Il tutto in poche folgoranti paginette. Insomma se avete quel parente spocchioso che vi considera dei decerebrati perché smaniate solo per il surf, ecco, questo è decisamente il suo regalo di Natale, gli sigillerete la bocca per sempre e come minimo dovrà leggersi i dialoghi platonici e l’opera omnia di Aristotele prima di obiettare qualcosa verso la sacra attività dei “re della Terra”.
Se “Filosofia del surf” è un entusiastico pescare nei rimandi fra il surf e la filosofia greca, “Sul surf e lo zen” lo è fra il surf e lo zen buddista.
Diciamolo subito: è il libro che dovete portarvi in viaggio, quello da sporcare di sabbia e nella cui lettura sprofondarvi mentre vi bevete una birra dopo una session. Lo si potrebbe definire un “romanzo di formazione” con il protagonista che parte kook inesperto e pieno di velleità d’“illuminazione” (è cresciuto da due genitori intrisi di filosofia zen) e arriva uomo a quella che definirà lui stesso la sua “via di mezzo”, l’accettazione di sé che coincide, incidentalmente, con la felicità.

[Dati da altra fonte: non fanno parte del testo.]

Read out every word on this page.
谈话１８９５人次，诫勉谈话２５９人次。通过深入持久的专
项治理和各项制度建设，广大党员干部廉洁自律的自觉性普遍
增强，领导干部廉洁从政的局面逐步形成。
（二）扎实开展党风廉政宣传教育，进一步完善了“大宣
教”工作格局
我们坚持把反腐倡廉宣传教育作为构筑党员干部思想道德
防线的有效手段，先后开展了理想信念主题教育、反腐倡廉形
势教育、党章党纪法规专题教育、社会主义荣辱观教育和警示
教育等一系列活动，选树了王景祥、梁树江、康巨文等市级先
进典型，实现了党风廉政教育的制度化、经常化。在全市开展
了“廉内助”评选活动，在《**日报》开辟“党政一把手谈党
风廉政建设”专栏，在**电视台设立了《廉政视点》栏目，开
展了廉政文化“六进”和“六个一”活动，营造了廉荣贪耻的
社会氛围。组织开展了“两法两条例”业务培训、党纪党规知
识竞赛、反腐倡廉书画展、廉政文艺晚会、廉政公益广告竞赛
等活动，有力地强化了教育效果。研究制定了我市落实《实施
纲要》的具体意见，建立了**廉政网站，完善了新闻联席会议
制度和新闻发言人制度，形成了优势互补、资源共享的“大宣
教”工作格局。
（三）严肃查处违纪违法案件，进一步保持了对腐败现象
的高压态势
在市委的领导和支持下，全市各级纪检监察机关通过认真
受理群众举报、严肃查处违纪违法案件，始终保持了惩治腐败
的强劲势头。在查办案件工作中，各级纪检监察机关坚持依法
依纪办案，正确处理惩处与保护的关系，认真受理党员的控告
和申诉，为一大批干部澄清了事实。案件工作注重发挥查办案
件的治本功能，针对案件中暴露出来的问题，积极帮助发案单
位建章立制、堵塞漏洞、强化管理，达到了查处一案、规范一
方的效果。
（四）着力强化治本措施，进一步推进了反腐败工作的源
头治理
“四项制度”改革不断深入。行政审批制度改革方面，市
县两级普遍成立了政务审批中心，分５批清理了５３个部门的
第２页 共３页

Non si tratta di un libretto modaiolo e furbastro che tira dentro lo zen per rendere appetibile una storiella di viaggi surfistici, ma di una vera e propria epopea di trasformazione ed evoluzione “attraverso” le onde e la filosofia zen che viene presentata fra “koan” pertinenti alle situazioni, citazioni e ricordi di maestri incontrati durante il percorso. Si tratta di un libro tutt’altro che pedante: è una storia a tratti rocambolesca, piena d’ironia e di compassione buddista, la via di un ragazzo che si snoda fra volontà monacali e “sogni d’acqua” in un’incessante inseguirsi fra la passione liquida e quella spirituale. È, insomma, una lettura avvincente.
Pare che non ci siano al momento ristampe dell’edizione del 2010 pertanto, a parte il consiglio di accaparrarsi le poche copie in circolazione, ci auguriamo che l’editore Seagatoo abbia la voglia di riproporlo al più presto.
Per completare questa piccola riflessione sugli scritti surfistico-filosofici, sarebbe interessante che qualche editore avesse voglia di tradurre e proporre al mercato italiano il saggio del professore americano, nonché valido surfista, Aaron James, “Surfing with Sartre” che promette di essere “un’investigazione acquatica” sulla pienezza dell’esistenza.